Unschwer ist zu erkennen, dass das erste Byte mit vier Einsen anfängt und das Zeichen daher mit vier Bytes kodiert wird. Genau wie oben behauptet, fangen alle weiteren Bytes mit 10xx an. Ein UTF-8-kompatibles Programm weiß also immer, wo ein Zeichen anfängt – eine entscheidende Eigenschaft. Wenn ich nämlich – etwa aus purer Böswilligkeit – einfach einmal die ersten Bytes vertausche, …
10011111 11110000 10100100 10110111
… dann ist sofort klar, dass das Ergebnis kein gültiges UTF-8 mehr ist. Nicht nur, dass die Datei mit einem Byte anfängt, dass kein erstes Byte eines UTF-8-Zeichens sein kann, danach kommt auch noch das erste Byte eines Vier-Byte-Zeichens und es gibt aber nur noch drei Bytes.
… aber was, wenn etwas nicht so läuft, wie erwartet?
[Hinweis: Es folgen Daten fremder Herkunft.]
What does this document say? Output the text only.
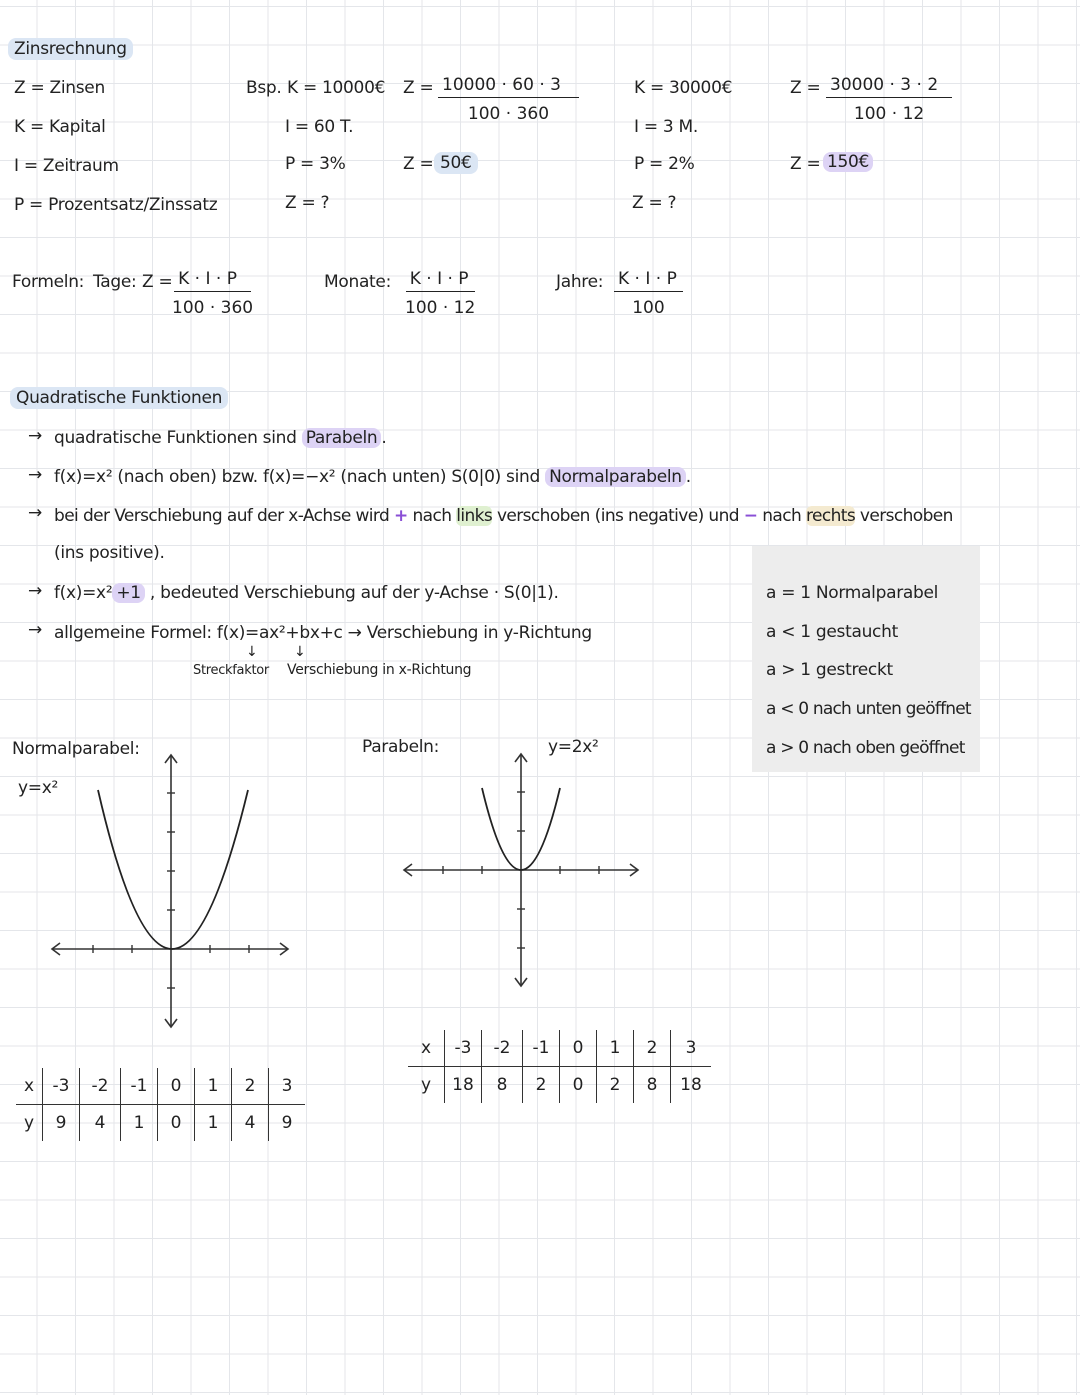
Zinsrechnung
Z = Zinsen
K = Kapital
I = Zeitraum
P = Prozentsatz/Zinssatz
Bsp. K = 10000€
I = 60 T.
P = 3%
Z = ?
$Z = \frac{10000 \cdot 60 \cdot 3}{100 \cdot 360}$
Z = 50€
K = 30000€
I = 3 M.
P = 2%
Z = ?
$Z = \frac{30000 \cdot 3 \cdot 2}{100 \cdot 12}$
Z = 150€
Formeln: Tage: $Z = \frac{K \cdot I \cdot P}{100 \cdot 360}$	Monate: $\frac{K \cdot I \cdot P}{100 \cdot 12}$	Jahre: $\frac{K \cdot I \cdot P}{100}$
Quadratische Funktionen
→ quadratische Funktionen sind Parabeln .
→ f(x)=x² (nach oben) bzw. f(x)=−x² (nach unten) S(0|0) sind Normalparabeln .
→ bei der Verschiebung auf der x-Achse wird + nach links verschoben (ins negative) und − nach rechts verschoben
(ins positive).
→ f(x)=x² +1 , bedeuted Verschiebung auf der y-Achse · S(0|1).
→ allgemeine Formel: f(x)=ax²+bx+c → Verschiebung in y-Richtung
↓	↓
Streckfaktor Verschiebung in x-Richtung
a = 1 Normalparabel
a < 1 gestaucht
a > 1 gestreckt
a < 0 nach unten geöffnet
a > 0 nach oben geöffnet
Normalparabel:
y=x²
x	-3	-2	-1	0	1	2	3
y	9	4	1	0	1	4	9
Parabeln:	y=2x²
x	-3	-2	-1	0	1	2	3
y	18	8	2	0	2	8	18
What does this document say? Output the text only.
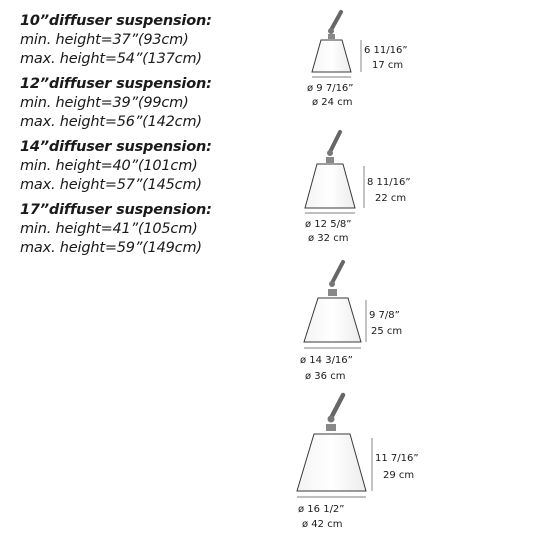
10”diffuser suspension:
min. height=37”(93cm)
max. height=54”(137cm)
12”diffuser suspension:
min. height=39”(99cm)
max. height=56”(142cm)
14”diffuser suspension:
min. height=40”(101cm)
max. height=57”(145cm)
17”diffuser suspension:
min. height=41”(105cm)
max. height=59”(149cm)
6 11/16”
17 cm
ø 9 7/16”
ø 24 cm
8 11/16”
22 cm
ø 12 5/8”
ø 32 cm
9 7/8”
25 cm
ø 14 3/16”
ø 36 cm
11 7/16”
29 cm
ø 16 1/2”
ø 42 cm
Es ist also sofort klar, dass hier etwas nicht stimmt und man könnte abbrechen und einfach eine Fehlermeldung anzeigen. Stattdessen versuchen die meisten Programme, das Beste aus den Bytes zu machen und lesen solange weiter Bytes ein, bis es wieder mit gültigen Bytefolgen weitergeht. Das ist meist auch die sinnvollere Vorgehensweise, denn es kann ja Gründe geben, warum der Fehler aufgetreten ist. Kratzer auf der Bluray, gekipptes Bit im Netzwerkkabel (kommt öfter vor, als man denkt) oder was auch immer.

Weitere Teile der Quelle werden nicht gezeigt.